KAPADOKYA KRALLIĞINDAN KAPADOKYA BÖLGESİNE

Doç. Dr. Faruk GÜÇLÜ

Kapadokya bölgesi olarak tanımlanan alan, sanılanın batıda Aksaray’dan başlayan Kapadokya; Nevşehir, Niğde, Kayseri ve Kırşehir illerinin bulunduğu bölgeye doğru yayılıyor. Bizim bildiğimiz hali ile daha turistik olan Gülşehir, Avanos, Uçhisar, Göreme, Ürgüp, Derinkuyu, Kaymaklı, Ihlara ve çevresine ise Kayalık Kapadokya ismi veriliyor. Kapadokya’da doğal ve kültürel varlık olarak öne çıkan Göreme bölgesi, 6 Aralık 1985 tarihinden bu yana UNESCO Dünya Mirasları Listesi’nde yer alıyor.

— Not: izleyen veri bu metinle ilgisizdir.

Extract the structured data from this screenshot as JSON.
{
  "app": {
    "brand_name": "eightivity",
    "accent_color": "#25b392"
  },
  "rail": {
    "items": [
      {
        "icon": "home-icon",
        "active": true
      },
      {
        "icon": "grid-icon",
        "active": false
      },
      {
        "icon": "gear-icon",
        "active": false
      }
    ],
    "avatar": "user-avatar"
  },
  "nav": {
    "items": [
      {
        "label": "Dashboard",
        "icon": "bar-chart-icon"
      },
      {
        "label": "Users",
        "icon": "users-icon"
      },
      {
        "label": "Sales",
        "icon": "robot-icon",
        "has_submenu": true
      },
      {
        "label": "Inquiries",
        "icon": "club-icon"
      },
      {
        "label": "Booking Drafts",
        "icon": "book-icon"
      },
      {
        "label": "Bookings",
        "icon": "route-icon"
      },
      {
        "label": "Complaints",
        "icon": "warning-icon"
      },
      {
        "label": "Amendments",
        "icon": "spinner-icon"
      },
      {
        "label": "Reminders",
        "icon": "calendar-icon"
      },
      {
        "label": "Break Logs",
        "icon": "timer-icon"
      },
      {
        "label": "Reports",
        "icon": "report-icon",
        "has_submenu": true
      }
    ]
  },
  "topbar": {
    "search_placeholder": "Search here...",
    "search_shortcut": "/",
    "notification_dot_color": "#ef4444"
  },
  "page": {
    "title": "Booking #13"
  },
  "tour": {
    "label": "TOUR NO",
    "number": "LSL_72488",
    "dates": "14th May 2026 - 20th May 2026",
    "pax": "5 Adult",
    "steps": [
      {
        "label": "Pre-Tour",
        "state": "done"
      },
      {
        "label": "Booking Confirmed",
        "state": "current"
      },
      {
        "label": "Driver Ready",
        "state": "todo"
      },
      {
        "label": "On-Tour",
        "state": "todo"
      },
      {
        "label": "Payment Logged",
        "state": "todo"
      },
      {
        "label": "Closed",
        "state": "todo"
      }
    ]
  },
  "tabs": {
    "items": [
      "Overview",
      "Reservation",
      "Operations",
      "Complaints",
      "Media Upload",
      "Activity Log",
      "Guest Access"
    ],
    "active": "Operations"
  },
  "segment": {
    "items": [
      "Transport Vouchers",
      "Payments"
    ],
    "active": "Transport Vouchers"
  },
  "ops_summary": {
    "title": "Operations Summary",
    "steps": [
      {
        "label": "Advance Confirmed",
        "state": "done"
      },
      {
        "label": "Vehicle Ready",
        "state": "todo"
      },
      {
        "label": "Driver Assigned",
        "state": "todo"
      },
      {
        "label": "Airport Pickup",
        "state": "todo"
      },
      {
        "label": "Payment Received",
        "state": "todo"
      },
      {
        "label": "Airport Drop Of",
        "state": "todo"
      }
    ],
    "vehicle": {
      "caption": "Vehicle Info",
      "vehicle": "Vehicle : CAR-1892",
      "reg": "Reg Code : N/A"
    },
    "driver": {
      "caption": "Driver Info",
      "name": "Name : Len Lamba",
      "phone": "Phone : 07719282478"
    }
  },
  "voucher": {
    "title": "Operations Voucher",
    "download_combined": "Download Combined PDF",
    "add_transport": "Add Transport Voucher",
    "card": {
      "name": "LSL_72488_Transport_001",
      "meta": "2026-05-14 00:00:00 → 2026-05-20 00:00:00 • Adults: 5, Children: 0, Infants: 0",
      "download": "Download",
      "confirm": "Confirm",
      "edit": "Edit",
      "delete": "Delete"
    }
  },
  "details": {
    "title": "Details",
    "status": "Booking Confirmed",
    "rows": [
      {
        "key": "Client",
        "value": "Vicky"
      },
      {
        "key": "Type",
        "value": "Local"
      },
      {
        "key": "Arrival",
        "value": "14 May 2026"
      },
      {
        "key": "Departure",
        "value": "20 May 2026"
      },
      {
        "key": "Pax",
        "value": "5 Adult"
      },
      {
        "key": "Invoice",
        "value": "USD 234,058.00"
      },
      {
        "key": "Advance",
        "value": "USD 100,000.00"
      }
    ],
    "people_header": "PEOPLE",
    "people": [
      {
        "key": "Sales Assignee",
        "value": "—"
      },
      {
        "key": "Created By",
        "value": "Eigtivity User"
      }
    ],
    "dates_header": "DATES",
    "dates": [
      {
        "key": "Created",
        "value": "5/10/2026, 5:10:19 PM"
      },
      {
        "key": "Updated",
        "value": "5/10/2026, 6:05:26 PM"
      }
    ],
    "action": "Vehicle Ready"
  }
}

Bölgenin adı, aslında Kapadokya Krallığı’nın Katpatuka” adını verdiği bölgeden geliyor. Katpatuka, Pers dilinde Güzel Atlar Ülkesi anlamını taşıyor. Tarihçiler dünyanın en güzel atlarının bu bölgede yetiştiğine dair tespitler yapmışlardır.

Coğrafyacı Strabo, Roma İmparatoru Agustus döneminde yazılan ''Geographika'' (Coğrafya-Anadolu XII. XIII, XIV) adlı kitabında Kapadokya'nın sınırlarından da bahseder. Bu tarife göre Kapadokya, güneyde Toros Dağları, batıda Aksaray, doğuda Malatya ve kuzeyde Karadeniz' e kadar uzanmaktaydı. Günümüzde ise, Kapadokya olarak adlandırılan bölge, coğrafi oluşumlarının 250 km²' lik bir alanda yoğunlaşmış, başta Nevşehir olmak üzere Kırşehir, Niğde, Aksaray ve Kayseri illerine yayılmış bir bölgedir(Wikipedia).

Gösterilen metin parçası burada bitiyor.